Delayed system response in a virtual memory training (2016 – 2018)
In an interdisciplinary cooperation with colleagues from the chair of Computer Engineering and the chair of Computer Graphics and Visualization at the TU Chemnitz, we developed a computer-based memory training. It is operated via spoken dialogues, teaches the well-known “method of loci” (also known as “memory palace technique”) and features a virtual agent as a trainer. It served as a use-case for testing effects of system-induced delays on cognitive performance while taking into account individual differences. We explored the emerging effects in two Wizard-of-Oz studies with students (Wirzberger, Schmidt, Rey, & Hardt, 2017) and elderly participants (Wirzberger, Schmidt, Georgi, Hardt, Brunnett, & Rey, 2019). Results indicate a trade-off between individual preferences and cognitive effects when obtaining optimal system response times. Next steps involve the test of alternative training scenarios, the technical implementation, and comprehensive user tests with the working system.

Related publications

  • *Wirzberger, M., *Schmidt, R., Georgi, M., Hardt, W., Brunnett, G., & Rey, G. D. (2019). Effects of system response delays on elderly humans’ cognitive performance in a virtual training scenario. Scientific Reports, 9:8291. *Authors share first authorship
  • Wirzberger, M., Schmidt, R., Georgi, M., Hardt, W., Brunnett, G., & Rey, G. D. (2018). Influences of system response delay on elderly participants’ performance in a virtual memory training. In R. Wiczorek, D. Manzey, L. Onnasch, K. Brookhuis, A. Toffetti, & D. de Waard (Eds.), Annual Meeting of the Europe Chapter of the Human Factors and Ergonomics Society 2018, Technology for an Aging Society, Book of Abstracts (p. 42). Berlin.
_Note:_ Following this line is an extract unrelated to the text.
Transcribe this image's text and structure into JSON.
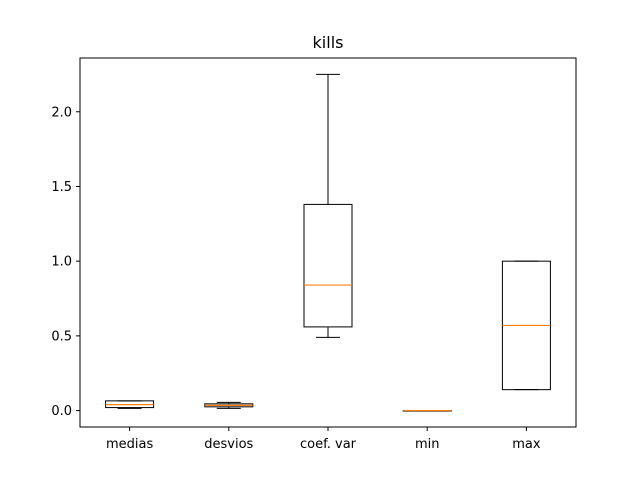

  • Wirzberger, M., Schmidt, R., Rey, G. D., & Hardt, W. (2017). Auswirkung systeminduzierter Delays auf die menschliche Gedächtnisleistung in einem virtuellen agentenbasierten Trainingssetting [Influence of system-induced delays on human memory performance in a virtual agent-based training scenario]. In M. Eibl, & M. Gaedke (Eds.). INFORMATIK 2017, Lecture Notes in Informatics (LNI) (pp. 2287-2294). Bonn: Gesellschaft für Informatik.